Ski: à Courchevel, un cinquième gros globe pour Odermatt et les adieux du doyen Adrien Théaux
Le génie suisse Marco Odermatt est assuré de remporter pour la cinquième année consécutive le classement général de la Coupe du monde de ski après sa troisième place vendredi dans la descente de Courchevel, remportée par l'Autrichien Vincent Kriechmayr.
La descente sur l'Eclipse marquait aussi la dernière course en Coupe du monde du doyen Adrien Théaux, skieur français qui a décidé de prendre sa retraite à 41 ans, après 335 départs en Coupe du monde.
En montant sur son 102e podium en Coupe du monde, Marco Odermatt cumule lui 1.590 points cette saison, soit 632 de plus que son premier poursuivant Lucas Pinheiro Braathen, et il est donc assuré mathématiquement, à six courses de la fin, de décrocher le gros globe de cristal.
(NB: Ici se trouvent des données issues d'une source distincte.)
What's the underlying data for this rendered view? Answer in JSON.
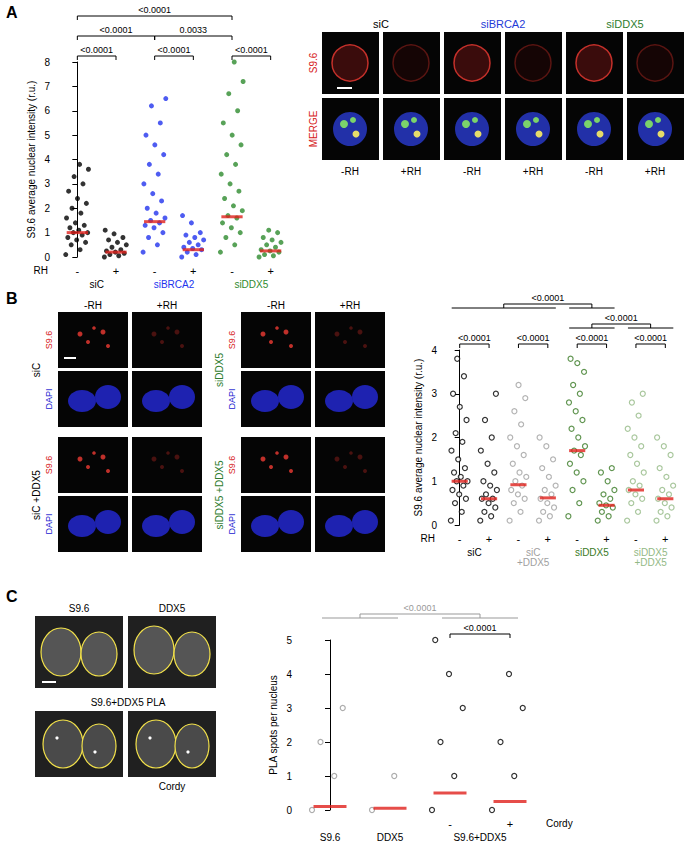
{
  "panel_labels": [
    "A",
    "B",
    "C"
  ],
  "chart_data": [
    {
      "type": "scatter",
      "ylabel": "S9.6 average nuclear intensity (r.u.)",
      "ylim": [
        0,
        8
      ],
      "yticks": [
        0,
        1,
        2,
        3,
        4,
        5,
        6,
        7,
        8
      ],
      "grid": false,
      "marker": "filled",
      "row_label": "RH",
      "categories": [
        "-",
        "+",
        "-",
        "+",
        "-",
        "+"
      ],
      "colors": [
        "#000000",
        "#000000",
        "#2233ee",
        "#2233ee",
        "#2e8b2e",
        "#2e8b2e"
      ],
      "groups": [
        {
          "label": "siC",
          "span": [
            0,
            1
          ],
          "color": "#000000"
        },
        {
          "label": "siBRCA2",
          "span": [
            2,
            3
          ],
          "color": "#2233ee"
        },
        {
          "label": "siDDX5",
          "span": [
            4,
            5
          ],
          "color": "#2e8b2e"
        }
      ],
      "values": [
        [
          0.1,
          0.3,
          0.5,
          0.6,
          0.7,
          0.8,
          0.9,
          1.0,
          1.0,
          1.1,
          1.2,
          1.3,
          1.4,
          1.6,
          1.8,
          2.0,
          2.2,
          2.4,
          2.7,
          3.0,
          3.3,
          3.6,
          3.8
        ],
        [
          0,
          0.05,
          0.1,
          0.15,
          0.2,
          0.25,
          0.3,
          0.4,
          0.5,
          0.6,
          0.7,
          0.8,
          0.95,
          1.1
        ],
        [
          0.2,
          0.5,
          0.8,
          1.0,
          1.2,
          1.3,
          1.4,
          1.5,
          1.6,
          1.8,
          2.0,
          2.3,
          2.6,
          3.0,
          3.4,
          3.8,
          4.2,
          4.6,
          5.0,
          5.5,
          6.2,
          6.5
        ],
        [
          0,
          0.1,
          0.2,
          0.3,
          0.35,
          0.4,
          0.5,
          0.6,
          0.7,
          0.8,
          0.9,
          1.0,
          1.4,
          1.7
        ],
        [
          0.2,
          0.5,
          0.8,
          1.0,
          1.2,
          1.4,
          1.6,
          1.7,
          1.9,
          2.1,
          2.4,
          2.7,
          3.0,
          3.4,
          3.8,
          4.2,
          4.6,
          5.0,
          5.5,
          6.0,
          6.7,
          7.2,
          8.0
        ],
        [
          0,
          0.05,
          0.1,
          0.2,
          0.25,
          0.3,
          0.4,
          0.5,
          0.6,
          0.7,
          0.8,
          1.0,
          1.1
        ]
      ],
      "medians": [
        1.0,
        0.2,
        1.45,
        0.3,
        1.65,
        0.25
      ],
      "median_color": "#e0201b",
      "comparisons": [
        {
          "a": [
            0,
            0
          ],
          "b": [
            1,
            1
          ],
          "label": "<0.0001"
        },
        {
          "a": [
            2,
            2
          ],
          "b": [
            3,
            3
          ],
          "label": "<0.0001"
        },
        {
          "a": [
            4,
            4
          ],
          "b": [
            5,
            5
          ],
          "label": "<0.0001"
        },
        {
          "a": [
            0,
            0
          ],
          "b": [
            2,
            2
          ],
          "label": "<0.0001"
        },
        {
          "a": [
            2,
            2
          ],
          "b": [
            4,
            4
          ],
          "label": "0.0033"
        },
        {
          "a": [
            0,
            0
          ],
          "b": [
            4,
            4
          ],
          "label": "<0.0001"
        }
      ]
    },
    {
      "type": "scatter",
      "ylabel": "S9.6 average nuclear intensity (r.u.)",
      "ylim": [
        0,
        4
      ],
      "yticks": [
        0,
        1,
        2,
        3,
        4
      ],
      "grid": false,
      "marker": "open",
      "row_label": "RH",
      "categories": [
        "-",
        "+",
        "-",
        "+",
        "-",
        "+",
        "-",
        "+"
      ],
      "colors": [
        "#000000",
        "#000000",
        "#a0a0a0",
        "#a0a0a0",
        "#3a7a26",
        "#3a7a26",
        "#93b985",
        "#93b985"
      ],
      "groups": [
        {
          "label": "siC",
          "span": [
            0,
            1
          ],
          "color": "#000000"
        },
        {
          "label": "siC +DDX5",
          "span": [
            2,
            3
          ],
          "color": "#a0a0a0"
        },
        {
          "label": "siDDX5",
          "span": [
            4,
            5
          ],
          "color": "#3a7a26"
        },
        {
          "label": "siDDX5 +DDX5",
          "span": [
            6,
            7
          ],
          "color": "#93b985"
        }
      ],
      "values": [
        [
          0.1,
          0.3,
          0.5,
          0.6,
          0.7,
          0.8,
          0.9,
          1.0,
          1.0,
          1.1,
          1.2,
          1.3,
          1.5,
          1.7,
          1.9,
          2.1,
          2.4,
          2.7,
          3.0,
          3.4,
          3.8
        ],
        [
          0.1,
          0.2,
          0.3,
          0.4,
          0.5,
          0.6,
          0.6,
          0.7,
          0.8,
          0.9,
          1.0,
          1.2,
          1.4,
          1.7,
          2.0,
          2.4,
          3.0
        ],
        [
          0.1,
          0.3,
          0.5,
          0.6,
          0.7,
          0.8,
          0.9,
          1.0,
          1.1,
          1.2,
          1.4,
          1.6,
          1.8,
          2.0,
          2.3,
          2.6,
          2.9,
          3.2
        ],
        [
          0.1,
          0.2,
          0.3,
          0.4,
          0.5,
          0.6,
          0.7,
          0.8,
          0.9,
          1.1,
          1.3,
          1.5,
          1.8,
          2.0
        ],
        [
          0.2,
          0.5,
          0.8,
          1.0,
          1.2,
          1.4,
          1.6,
          1.7,
          1.8,
          2.0,
          2.2,
          2.4,
          2.6,
          2.8,
          3.0,
          3.2,
          3.5,
          3.7,
          3.8
        ],
        [
          0.1,
          0.2,
          0.3,
          0.4,
          0.45,
          0.5,
          0.6,
          0.7,
          0.8,
          1.0,
          1.2,
          1.3
        ],
        [
          0.1,
          0.3,
          0.5,
          0.6,
          0.7,
          0.8,
          0.9,
          1.0,
          1.2,
          1.4,
          1.6,
          1.8,
          2.0,
          2.2,
          2.5,
          2.8,
          3.0
        ],
        [
          0.1,
          0.2,
          0.3,
          0.4,
          0.5,
          0.6,
          0.7,
          0.8,
          0.9,
          1.1,
          1.3,
          1.6,
          1.8,
          2.0
        ]
      ],
      "medians": [
        1.0,
        0.6,
        0.92,
        0.62,
        1.7,
        0.45,
        0.8,
        0.6
      ],
      "median_color": "#e0201b",
      "comparisons": [
        {
          "a": [
            0,
            0
          ],
          "b": [
            1,
            1
          ],
          "label": "<0.0001"
        },
        {
          "a": [
            2,
            2
          ],
          "b": [
            3,
            3
          ],
          "label": "<0.0001"
        },
        {
          "a": [
            4,
            4
          ],
          "b": [
            5,
            5
          ],
          "label": "<0.0001"
        },
        {
          "a": [
            6,
            6
          ],
          "b": [
            7,
            7
          ],
          "label": "<0.0001"
        },
        {
          "a": [
            4,
            5
          ],
          "b": [
            6,
            7
          ],
          "label": "<0.0001"
        },
        {
          "a": [
            0,
            3
          ],
          "b": [
            4,
            5
          ],
          "label": "<0.0001"
        }
      ]
    },
    {
      "type": "scatter",
      "ylabel": "PLA spots per nucleus",
      "ylim": [
        0,
        5
      ],
      "yticks": [
        0,
        1,
        2,
        3,
        4,
        5
      ],
      "grid": false,
      "marker": "open",
      "row_label": "Cordy",
      "categories": [
        null,
        null,
        "-",
        "+"
      ],
      "colors": [
        "#999999",
        "#999999",
        "#000000",
        "#000000"
      ],
      "groups": [
        {
          "label": "S9.6",
          "span": [
            0,
            0
          ],
          "color": "#000000"
        },
        {
          "label": "DDX5",
          "span": [
            1,
            1
          ],
          "color": "#000000"
        },
        {
          "label": "S9.6+DDX5",
          "span": [
            2,
            3
          ],
          "color": "#000000"
        }
      ],
      "values": [
        [
          0,
          1,
          2,
          3
        ],
        [
          0,
          1
        ],
        [
          0,
          1,
          2,
          3,
          4,
          5
        ],
        [
          0,
          1,
          2,
          3,
          4
        ]
      ],
      "medians": [
        0.1,
        0.05,
        0.5,
        0.25
      ],
      "median_color": "#e0201b",
      "comparisons": [
        {
          "a": [
            2,
            2
          ],
          "b": [
            3,
            3
          ],
          "label": "<0.0001",
          "color": "#000000"
        },
        {
          "a": [
            0,
            1
          ],
          "b": [
            2,
            3
          ],
          "label": "<0.0001",
          "color": "#999999"
        }
      ]
    }
  ],
  "image_panels": {
    "A": {
      "columns": [
        {
          "label": "siC",
          "color": "#000000"
        },
        {
          "label": "siBRCA2",
          "color": "#1f3bd8"
        },
        {
          "label": "siDDX5",
          "color": "#2f7d2f"
        }
      ],
      "sub_columns": [
        "-RH",
        "+RH"
      ],
      "rows": [
        {
          "label": "S9.6",
          "color": "#d62020"
        },
        {
          "label": "MERGE",
          "color": "#d62020"
        }
      ]
    },
    "B": {
      "blocks": [
        {
          "label": "siC",
          "color": "#000000"
        },
        {
          "label": "siC +DDX5",
          "color": "#000000"
        },
        {
          "label": "siDDX5",
          "color": "#2f7d2f"
        },
        {
          "label": "siDDX5 +DDX5",
          "color": "#2f7d2f"
        }
      ],
      "sub_columns": [
        "-RH",
        "+RH"
      ],
      "rows": [
        {
          "label": "S9.6",
          "color": "#d62020"
        },
        {
          "label": "DAPI",
          "color": "#2020d0"
        }
      ]
    },
    "C": {
      "singles": [
        "S9.6",
        "DDX5"
      ],
      "pair_title": "S9.6+DDX5 PLA",
      "pair_note": "Cordy"
    }
  }
}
Il décroche par la même son troisième globe de la descente.
Le suspense était inexistant (Pinheiro Braathen ne court pas les épreuves de vitesse) mais le Suisse de 28 ans a écrit vendredi un peu plus l'histoire de son sport: seuls les Autrichiens Marcel Hirscher (8 entre 2012 et 2019) et Annemarie Möser-Proll (5 entre 1971 et 1975) ont réussi avant lui à remporter cinq fois de suite le classement général.
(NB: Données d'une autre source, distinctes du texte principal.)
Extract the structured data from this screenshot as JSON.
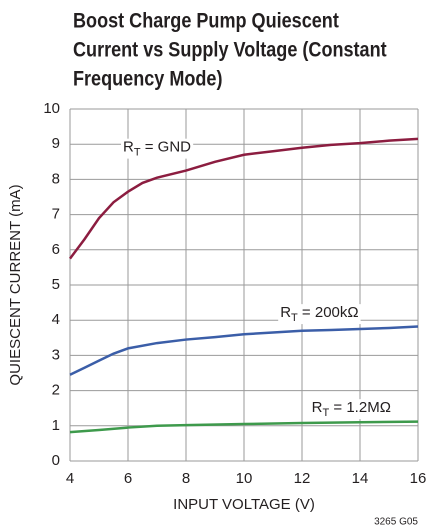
{
  "chart_data": {
    "type": "line",
    "title": [
      "Boost Charge Pump Quiescent",
      "Current vs Supply Voltage (Constant",
      "Frequency Mode)"
    ],
    "xlabel": "INPUT VOLTAGE (V)",
    "ylabel": "QUIESCENT CURRENT (mA)",
    "note": "3265 G05",
    "xlim": [
      4,
      16
    ],
    "ylim": [
      0,
      10
    ],
    "xticks": [
      4,
      6,
      8,
      10,
      12,
      14,
      16
    ],
    "yticks": [
      0,
      1,
      2,
      3,
      4,
      5,
      6,
      7,
      8,
      9,
      10
    ],
    "grid": true,
    "series": [
      {
        "name": "RT = GND",
        "color": "#8c1d40",
        "x": [
          4,
          4.5,
          5,
          5.5,
          6,
          6.5,
          7,
          8,
          9,
          10,
          11,
          12,
          13,
          14,
          15,
          16
        ],
        "values": [
          5.75,
          6.3,
          6.9,
          7.35,
          7.65,
          7.9,
          8.05,
          8.25,
          8.5,
          8.7,
          8.8,
          8.9,
          8.98,
          9.03,
          9.1,
          9.15
        ]
      },
      {
        "name": "RT = 200kΩ",
        "color": "#3b5ea8",
        "x": [
          4,
          4.5,
          5,
          5.5,
          6,
          7,
          8,
          9,
          10,
          11,
          12,
          13,
          14,
          15,
          16
        ],
        "values": [
          2.45,
          2.65,
          2.85,
          3.05,
          3.2,
          3.35,
          3.45,
          3.52,
          3.6,
          3.65,
          3.7,
          3.72,
          3.75,
          3.78,
          3.82
        ]
      },
      {
        "name": "RT = 1.2MΩ",
        "color": "#3e9a4c",
        "x": [
          4,
          5,
          6,
          7,
          8,
          10,
          12,
          14,
          16
        ],
        "values": [
          0.82,
          0.88,
          0.95,
          1.0,
          1.02,
          1.05,
          1.08,
          1.1,
          1.12
        ]
      }
    ]
  }
}
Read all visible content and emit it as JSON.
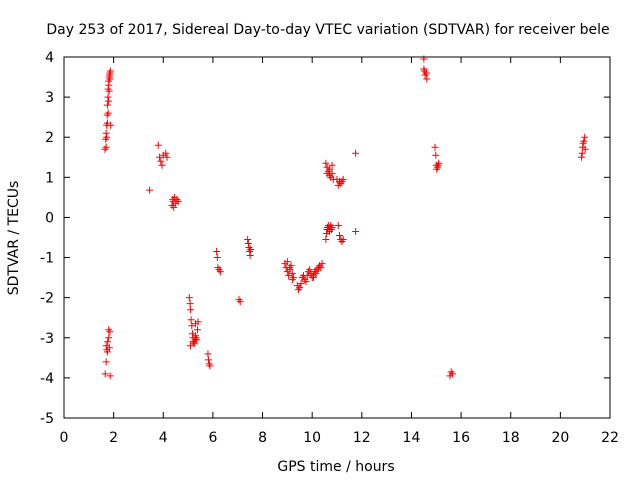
{
  "chart_data": {
    "type": "scatter",
    "title": "Day 253 of 2017, Sidereal Day-to-day VTEC variation (SDTVAR) for receiver bele",
    "xlabel": "GPS time / hours",
    "ylabel": "SDTVAR / TECUs",
    "xlim": [
      0,
      22
    ],
    "ylim": [
      -5,
      4
    ],
    "x_ticks": [
      "0",
      "2",
      "4",
      "6",
      "8",
      "10",
      "12",
      "14",
      "16",
      "18",
      "20",
      "22"
    ],
    "y_ticks": [
      "-5",
      "-4",
      "-3",
      "-2",
      "-1",
      "0",
      "1",
      "2",
      "3",
      "4"
    ],
    "marker": "plus",
    "color": "#ff0000",
    "series": [
      {
        "name": "SDTVAR",
        "x": [
          1.65,
          1.68,
          1.7,
          1.72,
          1.74,
          1.75,
          1.77,
          1.78,
          1.8,
          1.8,
          1.82,
          1.84,
          1.85,
          1.87,
          1.88,
          1.7,
          1.72,
          1.75,
          1.78,
          1.8,
          1.82,
          1.85,
          1.66,
          1.7,
          1.73,
          1.76,
          1.8,
          1.83,
          1.86,
          1.7,
          1.75,
          1.8,
          1.85,
          3.45,
          3.8,
          3.85,
          3.9,
          3.95,
          4.0,
          4.1,
          4.15,
          4.35,
          4.38,
          4.4,
          4.45,
          4.5,
          4.55,
          4.6,
          4.42,
          5.05,
          5.08,
          5.1,
          5.12,
          5.15,
          5.18,
          5.2,
          5.22,
          5.25,
          5.28,
          5.3,
          5.32,
          5.35,
          5.38,
          5.4,
          5.1,
          5.2,
          5.3,
          5.8,
          5.82,
          5.85,
          5.88,
          6.15,
          6.18,
          6.2,
          6.25,
          6.3,
          7.05,
          7.1,
          7.4,
          7.43,
          7.45,
          7.48,
          7.5,
          7.52,
          8.9,
          8.95,
          9.0,
          9.05,
          9.1,
          9.15,
          9.2,
          9.25,
          9.0,
          9.1,
          9.2,
          9.4,
          9.45,
          9.5,
          9.55,
          9.6,
          9.65,
          9.7,
          9.75,
          9.8,
          9.85,
          9.9,
          9.95,
          10.0,
          10.05,
          10.1,
          10.15,
          10.2,
          10.25,
          10.3,
          10.35,
          10.4,
          9.95,
          10.05,
          10.15,
          10.55,
          10.58,
          10.6,
          10.62,
          10.65,
          10.68,
          10.7,
          10.72,
          10.75,
          10.78,
          10.8,
          10.6,
          10.7,
          10.8,
          10.55,
          10.6,
          10.65,
          10.7,
          10.75,
          10.8,
          10.85,
          11.0,
          11.05,
          11.1,
          11.15,
          11.2,
          11.25,
          11.05,
          11.1,
          11.15,
          11.2,
          11.25,
          11.75,
          11.75,
          14.5,
          14.52,
          14.55,
          14.6,
          14.62,
          14.5,
          14.95,
          14.98,
          15.0,
          15.02,
          15.05,
          15.08,
          15.1,
          15.55,
          15.6,
          15.65,
          20.85,
          20.88,
          20.9,
          20.92,
          20.95,
          20.98,
          21.0
        ],
        "y": [
          1.7,
          1.95,
          2.1,
          2.3,
          2.55,
          2.8,
          3.0,
          3.2,
          3.3,
          3.4,
          3.5,
          3.55,
          3.6,
          3.65,
          2.3,
          1.75,
          2.0,
          2.35,
          2.6,
          2.9,
          3.15,
          3.45,
          -3.9,
          -3.6,
          -3.3,
          -3.1,
          -2.8,
          -3.25,
          -3.95,
          -3.2,
          -3.35,
          -3.0,
          -2.85,
          0.68,
          1.8,
          1.5,
          1.4,
          1.3,
          1.55,
          1.6,
          1.5,
          0.3,
          0.45,
          0.4,
          0.5,
          0.35,
          0.45,
          0.4,
          0.25,
          -2.0,
          -2.15,
          -2.3,
          -2.55,
          -2.7,
          -2.9,
          -3.0,
          -3.1,
          -3.15,
          -3.05,
          -2.95,
          -3.0,
          -3.05,
          -2.8,
          -2.6,
          -3.2,
          -3.1,
          -2.65,
          -3.4,
          -3.55,
          -3.65,
          -3.7,
          -0.85,
          -1.0,
          -1.25,
          -1.3,
          -1.35,
          -2.05,
          -2.1,
          -0.55,
          -0.65,
          -0.75,
          -0.85,
          -0.95,
          -0.8,
          -1.15,
          -1.25,
          -1.35,
          -1.45,
          -1.3,
          -1.2,
          -1.4,
          -1.5,
          -1.1,
          -1.25,
          -1.55,
          -1.7,
          -1.8,
          -1.75,
          -1.65,
          -1.5,
          -1.45,
          -1.55,
          -1.6,
          -1.45,
          -1.35,
          -1.3,
          -1.4,
          -1.5,
          -1.45,
          -1.35,
          -1.4,
          -1.3,
          -1.25,
          -1.2,
          -1.25,
          -1.15,
          -1.4,
          -1.5,
          -1.35,
          -0.55,
          -0.4,
          -0.3,
          -0.25,
          -0.2,
          -0.3,
          -0.35,
          -0.25,
          -0.2,
          -0.3,
          -0.25,
          1.1,
          1.2,
          1.3,
          1.35,
          1.25,
          1.15,
          1.05,
          1.0,
          1.1,
          0.95,
          0.95,
          0.8,
          0.9,
          0.85,
          0.9,
          0.95,
          -0.2,
          -0.45,
          -0.55,
          -0.6,
          -0.55,
          1.6,
          -0.35,
          3.95,
          3.65,
          3.55,
          3.6,
          3.45,
          3.7,
          1.75,
          1.55,
          1.3,
          1.2,
          1.25,
          1.3,
          1.35,
          -3.95,
          -3.85,
          -3.9,
          1.5,
          1.6,
          1.75,
          1.85,
          1.9,
          2.0,
          1.7
        ]
      }
    ]
  }
}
Avec 11 victoires cet hiver et 20 podiums en Coupe du monde, le polyvalent Odermatt a montré qu'il était le meilleur sur une saison entière, même s'il n'a pas réussi à remplir les deux gros objectifs qu'il s'était fixés: remporter la descente de Kitzbühel (2e) et celle des JO à Bormio (4e), d'où il est reparti sans aucune médaille d'or (deux médailles d'argent et une de bronze).
Vendredi, il ne s'est pas contenté d'une 9e place qui lui aurait assuré le gros globe. Dossard 14, il s'est élancé pour gagner mais a finalement été devancé (+31/100e) par l'Autrichien Kriechmayr tandis que l'Italien Giovanni Franzoni (+9/100e) complète le podium.
"Ca a été compliqué, je n'ai jamais été aussi fatigué à l'arrivée d'une descente", a affirmé le Suisse dans l'aire d'arrivée.
- Les adieux d'Adrien Théaux -
Les Français sont eux passés à côté de leur descente, avec pour meilleur résultat la 11e place de Nils Allègre.
Mais l'essentiel était ailleurs pour les Bleus, et pour tous les athlètes du circuit, qui ont dit au revoir à Adrien Théaux.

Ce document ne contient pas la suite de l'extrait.